INRIX uses a variety of data sources to suss out how much parking is available on a given block, and those data sources have grown considerably with the proliferation of connected cars: the company can often get indicators like location, whether cars' transmissions are in park or drive, and eventually, ultrasonic and LIDAR sensor data that can "see" open spaces. (Ford is actively working on a pilot program along similar lines.) It combines this with pricing data from cities and private parking facilities to offer complete visualizations of where parking is light, where it's heavy, and what you'll pay at each spot. Cars that use INRIX's data could, for instance, find the cheapest nearby parking and route you to it automatically.

INRIX

This kind of information can produce some pretty stunning pictures of a city's ebb and flow — see the animation above, for instance, which shows parking demand fluctuate throughout the course of a day in San Francisco's Civic Center area. BMW is demonstrating On-Street Parking using a specially fitted i3 at the conference today, and it'll be debuting the service in production vehicles later on.

Parking availability services aren't new; Parkopedia, for instance, catalogs real-time availability and pricing, and is available in-car on Ford's AppLink.
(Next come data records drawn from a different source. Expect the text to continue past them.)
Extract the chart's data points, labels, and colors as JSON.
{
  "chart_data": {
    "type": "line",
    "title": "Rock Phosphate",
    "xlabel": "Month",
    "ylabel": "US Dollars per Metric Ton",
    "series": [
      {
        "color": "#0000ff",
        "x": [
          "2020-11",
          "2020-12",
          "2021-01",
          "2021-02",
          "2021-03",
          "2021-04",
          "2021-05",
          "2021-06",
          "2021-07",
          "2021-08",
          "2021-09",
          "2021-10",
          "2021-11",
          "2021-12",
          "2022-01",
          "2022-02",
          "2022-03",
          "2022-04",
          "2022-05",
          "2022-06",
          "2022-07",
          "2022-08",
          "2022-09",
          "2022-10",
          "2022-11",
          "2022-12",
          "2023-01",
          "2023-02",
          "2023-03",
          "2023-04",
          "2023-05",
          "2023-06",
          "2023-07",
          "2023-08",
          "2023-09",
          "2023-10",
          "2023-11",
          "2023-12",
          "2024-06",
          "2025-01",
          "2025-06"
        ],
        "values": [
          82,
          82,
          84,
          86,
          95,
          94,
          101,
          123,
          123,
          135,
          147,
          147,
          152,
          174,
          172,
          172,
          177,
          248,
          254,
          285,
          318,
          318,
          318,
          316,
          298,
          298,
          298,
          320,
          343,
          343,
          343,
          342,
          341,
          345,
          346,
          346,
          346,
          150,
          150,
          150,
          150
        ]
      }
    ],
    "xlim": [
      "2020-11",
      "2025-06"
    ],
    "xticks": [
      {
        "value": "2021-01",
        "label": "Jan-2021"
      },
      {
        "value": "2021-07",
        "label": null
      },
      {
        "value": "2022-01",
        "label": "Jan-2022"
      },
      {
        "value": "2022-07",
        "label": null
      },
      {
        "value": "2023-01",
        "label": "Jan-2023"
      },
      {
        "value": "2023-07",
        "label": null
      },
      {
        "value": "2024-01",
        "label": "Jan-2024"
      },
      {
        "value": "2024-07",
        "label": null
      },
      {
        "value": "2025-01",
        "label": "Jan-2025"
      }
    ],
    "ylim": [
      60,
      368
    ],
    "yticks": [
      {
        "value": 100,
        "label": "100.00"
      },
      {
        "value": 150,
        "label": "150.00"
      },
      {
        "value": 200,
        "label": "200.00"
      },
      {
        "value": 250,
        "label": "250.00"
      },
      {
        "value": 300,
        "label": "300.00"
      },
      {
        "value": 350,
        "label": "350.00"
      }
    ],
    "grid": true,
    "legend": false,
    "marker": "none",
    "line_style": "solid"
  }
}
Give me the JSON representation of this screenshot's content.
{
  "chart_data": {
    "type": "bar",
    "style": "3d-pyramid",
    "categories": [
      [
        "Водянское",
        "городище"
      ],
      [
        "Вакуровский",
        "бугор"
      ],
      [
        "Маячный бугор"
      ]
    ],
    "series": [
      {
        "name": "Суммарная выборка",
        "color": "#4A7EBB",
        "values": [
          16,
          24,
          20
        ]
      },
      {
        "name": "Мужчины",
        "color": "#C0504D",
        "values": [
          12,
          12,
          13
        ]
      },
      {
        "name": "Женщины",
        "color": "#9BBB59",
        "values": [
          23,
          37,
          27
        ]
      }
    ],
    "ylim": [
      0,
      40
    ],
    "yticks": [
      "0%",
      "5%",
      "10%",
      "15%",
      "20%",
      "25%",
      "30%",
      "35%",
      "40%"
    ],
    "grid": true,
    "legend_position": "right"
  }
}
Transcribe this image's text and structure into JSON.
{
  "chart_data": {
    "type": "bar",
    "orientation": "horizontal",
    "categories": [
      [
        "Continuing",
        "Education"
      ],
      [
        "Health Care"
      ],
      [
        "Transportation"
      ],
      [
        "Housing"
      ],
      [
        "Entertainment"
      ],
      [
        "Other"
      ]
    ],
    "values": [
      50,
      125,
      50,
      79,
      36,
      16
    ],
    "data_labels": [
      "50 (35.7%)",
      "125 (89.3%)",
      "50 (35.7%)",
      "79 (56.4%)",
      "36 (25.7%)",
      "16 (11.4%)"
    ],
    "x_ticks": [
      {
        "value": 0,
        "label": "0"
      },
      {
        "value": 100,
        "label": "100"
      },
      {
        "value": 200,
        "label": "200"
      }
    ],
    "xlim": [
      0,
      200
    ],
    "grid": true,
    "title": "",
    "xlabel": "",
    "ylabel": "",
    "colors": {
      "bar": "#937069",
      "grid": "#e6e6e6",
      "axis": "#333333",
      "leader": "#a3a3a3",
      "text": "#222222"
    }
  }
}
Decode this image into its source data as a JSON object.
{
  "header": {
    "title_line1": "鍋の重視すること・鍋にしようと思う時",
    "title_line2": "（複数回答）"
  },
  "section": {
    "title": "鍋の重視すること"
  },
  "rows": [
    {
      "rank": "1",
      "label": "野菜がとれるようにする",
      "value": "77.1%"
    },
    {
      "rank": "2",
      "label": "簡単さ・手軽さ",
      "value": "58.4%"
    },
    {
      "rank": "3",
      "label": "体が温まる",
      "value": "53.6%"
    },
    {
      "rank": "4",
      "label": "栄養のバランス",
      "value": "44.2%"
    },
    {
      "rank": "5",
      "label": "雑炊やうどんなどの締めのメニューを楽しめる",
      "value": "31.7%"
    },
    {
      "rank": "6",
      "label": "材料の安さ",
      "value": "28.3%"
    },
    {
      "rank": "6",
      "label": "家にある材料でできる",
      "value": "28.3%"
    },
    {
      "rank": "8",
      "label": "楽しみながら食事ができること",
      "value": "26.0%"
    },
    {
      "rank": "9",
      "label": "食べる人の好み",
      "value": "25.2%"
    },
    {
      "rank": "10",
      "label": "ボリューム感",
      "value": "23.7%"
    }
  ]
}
But by incorporating data coming off individual cars, INRIX's service may be the most advanced — it can get a sense of availability even when spaces aren't wired with sensors to detect the presence of cars. (As is often the case with connected car services, privacy is a concern here, but INRIX notes that data is already anonymized by the time it receives it.)

The service launches first in Seattle, Vancouver, San Francisco, Amsterdam, Cologne, and Copenhagen, expanding to a total of 23 cities by the end of the year. Only BMW is a part of the initial announcement, but it's likely that a variety of automakers — already INRIX customers — will jump on board.